Untuk itu, kedepan sepertinya masyarakat harus memahami peran serta masing-masing dalam menyikapi musibah kebakaran. Secara umum bisa kita simpulkan bahwa pemerintah berkewajiban menyiapkan fasilitas armada damkar dengan maksimal. Petugas damkar harus orang-orang yang terlatih dan terus berlatih dan bila perlu disetiap kelurahan telah terbentuk tim damkar yang terlatih membantu petugas dilapangan dan ketiga masyarakat yang membantu diluar petugas yang telah ditunjuk berperan aktif sebelum petugas damkar tiba dilokasi. Ketiga elemen penting ini bisa kita sebut dengan istilah peranan segitiga sama sisi. Sama karena pemerintah, petugas dan masyarakat punya peranan yang sama besarnya dalam meminimalisir kerugian dari musibah kebakaran.

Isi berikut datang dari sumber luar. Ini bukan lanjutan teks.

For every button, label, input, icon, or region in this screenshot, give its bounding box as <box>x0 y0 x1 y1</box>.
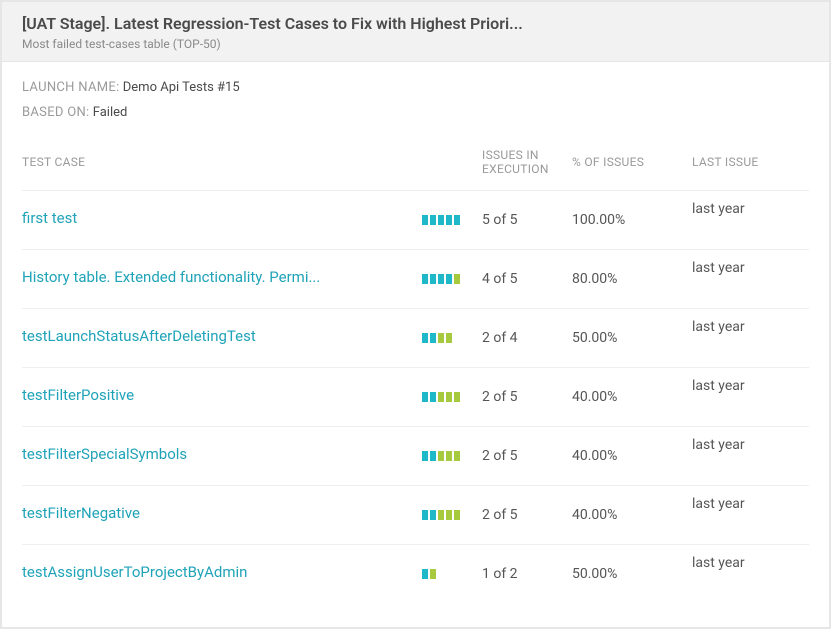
bar-segment-fail <box>422 215 428 225</box>
table-header-row: TEST CASE ISSUES IN EXECUTION % OF ISSUE… <box>22 140 809 191</box>
execution-bar <box>422 510 482 520</box>
col-header-last[interactable]: LAST ISSUE <box>672 140 809 191</box>
widget-header: [UAT Stage]. Latest Regression-Test Case… <box>2 2 829 62</box>
issues-count: 2 of 4 <box>482 309 572 368</box>
launch-meta: LAUNCH NAME: Demo Api Tests #15 <box>22 80 809 95</box>
table-row: testFilterSpecialSymbols 2 of 540.00%last… <box>22 427 809 486</box>
bar-segment-fail <box>430 392 436 402</box>
top-failed-table: TEST CASE ISSUES IN EXECUTION % OF ISSUE… <box>22 140 809 603</box>
bar-segment-fail <box>422 451 428 461</box>
issues-percent: 80.00% <box>572 250 672 309</box>
bar-segment-pass <box>438 510 444 520</box>
bar-segment-fail <box>430 451 436 461</box>
testcase-link[interactable]: testLaunchStatusAfterDeletingTest <box>22 327 256 345</box>
testcase-link[interactable]: testAssignUserToProjectByAdmin <box>22 563 247 581</box>
bar-segment-pass <box>446 392 452 402</box>
bar-segment-pass <box>438 333 444 343</box>
bar-segment-fail <box>422 274 428 284</box>
issues-count: 2 of 5 <box>482 427 572 486</box>
widget-container: [UAT Stage]. Latest Regression-Test Case… <box>0 0 831 629</box>
issues-percent: 40.00% <box>572 486 672 545</box>
execution-bar <box>422 451 482 461</box>
issues-count: 5 of 5 <box>482 191 572 250</box>
based-on-meta: BASED ON: Failed <box>22 105 809 120</box>
bar-segment-fail <box>422 392 428 402</box>
last-issue: last year <box>672 545 809 604</box>
bar-segment-fail <box>430 510 436 520</box>
bar-segment-fail <box>446 215 452 225</box>
col-header-issues[interactable]: ISSUES IN EXECUTION <box>482 140 572 191</box>
issues-count: 1 of 2 <box>482 545 572 604</box>
issues-percent: 100.00% <box>572 191 672 250</box>
table-row: testFilterPositive 2 of 540.00%last year <box>22 368 809 427</box>
col-header-bar <box>422 140 482 191</box>
table-body: first test5 of 5100.00%last yearHistory … <box>22 191 809 604</box>
last-issue: last year <box>672 427 809 486</box>
last-issue: last year <box>672 309 809 368</box>
issues-percent: 50.00% <box>572 309 672 368</box>
table-row: History table. Extended functionality. P… <box>22 250 809 309</box>
testcase-link[interactable]: testFilterSpecialSymbols <box>22 445 187 463</box>
testcase-link[interactable]: first test <box>22 209 77 227</box>
bar-segment-fail <box>438 215 444 225</box>
bar-segment-fail <box>446 274 452 284</box>
bar-segment-fail <box>422 569 428 579</box>
execution-bar <box>422 569 482 579</box>
bar-segment-fail <box>454 215 460 225</box>
bar-segment-pass <box>454 392 460 402</box>
last-issue: last year <box>672 191 809 250</box>
testcase-link[interactable]: testFilterNegative <box>22 504 140 522</box>
testcase-link[interactable]: History table. Extended functionality. P… <box>22 268 320 286</box>
execution-bar <box>422 333 482 343</box>
issues-count: 2 of 5 <box>482 368 572 427</box>
issues-percent: 40.00% <box>572 368 672 427</box>
execution-bar <box>422 274 482 284</box>
bar-segment-pass <box>446 451 452 461</box>
last-issue: last year <box>672 250 809 309</box>
bar-segment-pass <box>438 451 444 461</box>
col-header-pct[interactable]: % OF ISSUES <box>572 140 672 191</box>
bar-segment-pass <box>454 274 460 284</box>
table-row: first test 5 of 5100.00%last year <box>22 191 809 250</box>
execution-bar <box>422 392 482 402</box>
bar-segment-fail <box>422 510 428 520</box>
bar-segment-fail <box>430 274 436 284</box>
table-row: testLaunchStatusAfterDeletingTest 2 of 45… <box>22 309 809 368</box>
col-header-testcase[interactable]: TEST CASE <box>22 140 422 191</box>
bar-segment-pass <box>430 569 436 579</box>
table-row: testAssignUserToProjectByAdmin 1 of 250.0… <box>22 545 809 604</box>
launch-value: Demo Api Tests #15 <box>123 80 240 95</box>
launch-label: LAUNCH NAME: <box>22 80 120 95</box>
widget-title: [UAT Stage]. Latest Regression-Test Case… <box>22 14 809 33</box>
bar-segment-fail <box>430 333 436 343</box>
table-row: testFilterNegative 2 of 540.00%last year <box>22 486 809 545</box>
issues-percent: 50.00% <box>572 545 672 604</box>
execution-bar <box>422 215 482 225</box>
issues-percent: 40.00% <box>572 427 672 486</box>
bar-segment-pass <box>446 510 452 520</box>
bar-segment-fail <box>438 274 444 284</box>
bar-segment-pass <box>454 510 460 520</box>
based-on-value: Failed <box>93 105 128 120</box>
widget-body: LAUNCH NAME: Demo Api Tests #15 BASED ON… <box>2 62 829 603</box>
last-issue: last year <box>672 368 809 427</box>
bar-segment-pass <box>454 451 460 461</box>
issues-count: 4 of 5 <box>482 250 572 309</box>
testcase-link[interactable]: testFilterPositive <box>22 386 134 404</box>
last-issue: last year <box>672 486 809 545</box>
based-on-label: BASED ON: <box>22 105 90 120</box>
bar-segment-pass <box>446 333 452 343</box>
issues-count: 2 of 5 <box>482 486 572 545</box>
widget-subtitle: Most failed test-cases table (TOP-50) <box>22 37 809 51</box>
bar-segment-pass <box>438 392 444 402</box>
bar-segment-fail <box>422 333 428 343</box>
bar-segment-fail <box>430 215 436 225</box>
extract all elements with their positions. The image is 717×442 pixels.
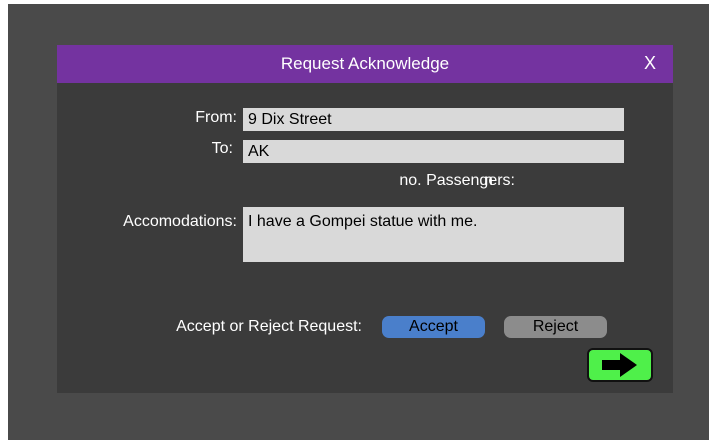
right-arrow-icon	[602, 353, 637, 377]
accommodations-field[interactable]: I have a Gompei statue with me.	[243, 207, 624, 262]
reject-button[interactable]: Reject	[504, 316, 607, 338]
accept-reject-prompt: Accept or Reject Request:	[176, 318, 362, 335]
request-acknowledge-dialog: Request Acknowledge X From: 9 Dix Street…	[57, 45, 673, 393]
to-label: To:	[211, 140, 233, 157]
dialog-title-bar: Request Acknowledge X	[57, 45, 673, 83]
from-field[interactable]: 9 Dix Street	[243, 108, 624, 131]
accept-button[interactable]: Accept	[382, 316, 485, 338]
from-label: From:	[195, 109, 237, 126]
accommodations-label: Accomodations:	[123, 213, 237, 230]
next-button[interactable]	[587, 348, 653, 382]
close-button[interactable]: X	[644, 53, 656, 74]
to-field[interactable]: AK	[243, 140, 624, 163]
dialog-title: Request Acknowledge	[280, 54, 450, 73]
passengers-value: n	[484, 172, 493, 189]
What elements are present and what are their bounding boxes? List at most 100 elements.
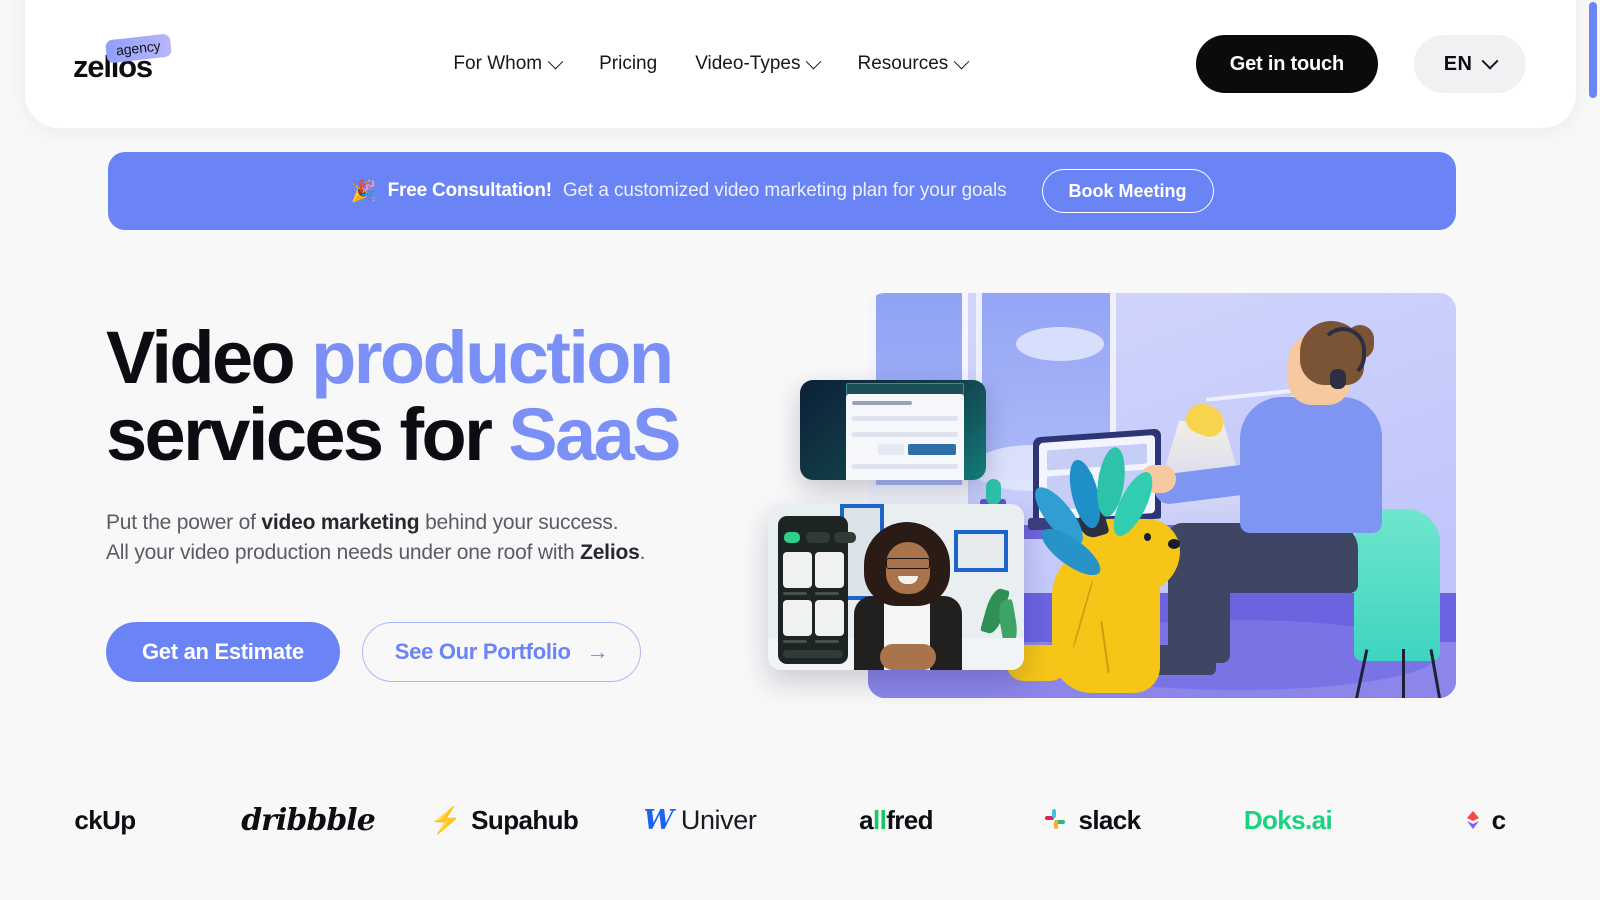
sub-text-e: .: [639, 540, 646, 564]
page-scrollbar[interactable]: [1589, 0, 1598, 900]
product-card: [815, 552, 844, 588]
sub-text-bold-1: video marketing: [261, 510, 420, 534]
promo-text: Get a customized video marketing plan fo…: [562, 180, 1007, 201]
sub-text-a: Put the power of: [106, 510, 262, 534]
client-logo-univer: W Univer: [602, 805, 798, 836]
logo-label: Doks.ai: [1243, 804, 1333, 835]
product-label: [783, 592, 807, 595]
nav-label: Pricing: [599, 53, 658, 74]
cactus-icon: [986, 479, 1001, 505]
hero-cta-row: Get an Estimate See Our Portfolio →: [106, 621, 746, 682]
arrow-right-icon: →: [586, 638, 609, 664]
phone-tab-active: [784, 532, 800, 543]
client-logo-strip: ckUp dribbble ⚡ Supahub W Univer allfred…: [0, 775, 1600, 865]
phone-navbar: [783, 650, 843, 658]
headline-accent-1: production: [311, 316, 674, 399]
headset-earcup: [1330, 369, 1346, 389]
product-card: [783, 552, 812, 588]
dog-nose: [1168, 539, 1180, 549]
mini-row: [852, 432, 958, 437]
client-logo-partial: c: [1386, 805, 1582, 836]
nav-label: Resources: [857, 53, 949, 74]
chevron-mark-icon: [1463, 808, 1483, 832]
logo-label: allfred: [859, 804, 933, 835]
slack-icon: [1043, 807, 1069, 833]
product-label: [815, 640, 839, 643]
logo-label: Supahub: [471, 804, 579, 835]
video-card-interview[interactable]: [768, 504, 1024, 670]
nav-item-video-types[interactable]: Video-Types: [695, 53, 822, 75]
hero-illustration: [760, 290, 1460, 700]
nav-label: For Whom: [453, 53, 543, 74]
client-logo-clickup: ckUp: [0, 805, 210, 836]
chair-leg: [1402, 649, 1405, 698]
phone-tab: [806, 532, 830, 543]
chevron-down-icon: [954, 53, 970, 69]
client-logo-supahub: ⚡ Supahub: [406, 805, 602, 836]
language-value: EN: [1443, 52, 1473, 75]
univer-mark-icon: W: [643, 804, 674, 836]
promo-title: Free Consultation!: [387, 180, 552, 201]
client-logo-doksai: Doks.ai: [1190, 805, 1386, 836]
phone-tab: [834, 532, 856, 543]
language-selector[interactable]: EN: [1414, 35, 1526, 93]
bolt-icon: ⚡: [429, 805, 463, 835]
nav-label: Video-Types: [695, 53, 801, 74]
cloud-icon: [1016, 327, 1104, 361]
page-title: Video production services for SaaS: [106, 319, 746, 476]
client-logo-slack: slack: [994, 805, 1190, 836]
person-hands: [880, 644, 936, 670]
get-in-touch-button[interactable]: Get in touch: [1195, 35, 1378, 93]
chevron-down-icon: [547, 53, 564, 69]
mini-details-button: [878, 444, 904, 455]
person-torso: [1240, 397, 1382, 533]
mini-row: [852, 464, 958, 469]
nav-item-for-whom[interactable]: For Whom: [453, 53, 564, 75]
glasses-icon: [886, 558, 930, 569]
logo-label: c: [1491, 804, 1506, 835]
see-our-portfolio-button[interactable]: See Our Portfolio →: [361, 621, 642, 682]
portfolio-label: See Our Portfolio: [394, 638, 571, 664]
client-logo-allfred: allfred: [798, 805, 994, 836]
mini-row: [852, 416, 958, 421]
video-card-budget-ui[interactable]: [800, 380, 986, 480]
headline-part-2: services for: [106, 392, 509, 476]
site-header: zelios agency For Whom Pricing Video-Typ…: [25, 0, 1576, 128]
mini-add-to-budget-button: [908, 444, 956, 455]
phone-mockup: [778, 516, 856, 664]
product-card: [783, 600, 812, 636]
logo-agency-badge: agency: [104, 33, 172, 64]
product-label: [783, 640, 807, 643]
sub-text-c: behind your success.: [419, 510, 619, 534]
get-an-estimate-button[interactable]: Get an Estimate: [106, 621, 340, 682]
sub-text-d: All your video production needs under on…: [106, 540, 581, 564]
wall-frame: [954, 530, 1008, 572]
foliage-plant: [1027, 443, 1166, 584]
nav-item-resources[interactable]: Resources: [857, 53, 970, 75]
party-popper-icon: 🎉: [350, 179, 377, 203]
hero-subtitle: Put the power of video marketing behind …: [106, 508, 746, 568]
headline-part-1: Video: [106, 316, 312, 399]
mini-panel: [846, 394, 964, 480]
mini-row: [852, 401, 912, 405]
site-logo[interactable]: zelios agency: [73, 33, 203, 91]
page-root: zelios agency For Whom Pricing Video-Typ…: [0, 0, 1600, 900]
logo-label: dribbble: [241, 802, 376, 838]
headline-accent-2: SaaS: [508, 392, 681, 476]
main-navigation: For Whom Pricing Video-Types Resources: [225, 53, 1196, 75]
chevron-down-icon: [1481, 52, 1499, 70]
nav-item-pricing[interactable]: Pricing: [599, 53, 657, 75]
product-card: [815, 600, 844, 636]
logo-label: slack: [1078, 804, 1141, 835]
hero-text-block: Video production services for SaaS Put t…: [106, 319, 746, 682]
chevron-down-icon: [806, 53, 822, 69]
promo-banner: 🎉 Free Consultation! Get a customized vi…: [108, 152, 1456, 230]
header-actions: Get in touch EN: [1195, 35, 1526, 93]
promo-message: 🎉 Free Consultation! Get a customized vi…: [350, 180, 1006, 202]
book-meeting-button[interactable]: Book Meeting: [1041, 169, 1214, 213]
sub-text-bold-2: Zelios: [580, 540, 640, 564]
logo-label: ckUp: [74, 804, 136, 835]
client-logo-dribbble: dribbble: [210, 803, 406, 838]
logo-label: Univer: [680, 804, 757, 835]
scrollbar-thumb[interactable]: [1589, 2, 1597, 98]
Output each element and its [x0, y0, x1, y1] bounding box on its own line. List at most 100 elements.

Oh iya, ada satu yang harus diperhatikan khususnya Pemko Sibolga. Melengkapi armada kebakaran merupakan sebuah keharusan. Kekuatan Damkar tidak selalu diukur dari berapa unit armada yang tersedia tetapi juga diukur dari sejauh mana sumber daya manusia yang tersedia untuk menanggulangi itu. Oleh karena itu, sebagai kota yang rawan dengan bahaya kebakaran, Pemko sepertinya perlu membentuk relawan bahaya kebakaran disetiap kelurahan yang ada. Pembentukan itu harus diiringi dengan pelatihan yang maksimal. Relawan ini tentu tidak bersifat abadi. Cepat atau lambat ketika pemko Sibolga telah mampu memfasilitasi armada Damkarnya dengan maksimal maka dengan sendirinya para relawan ini pun bisa dibubarkan. Semoga!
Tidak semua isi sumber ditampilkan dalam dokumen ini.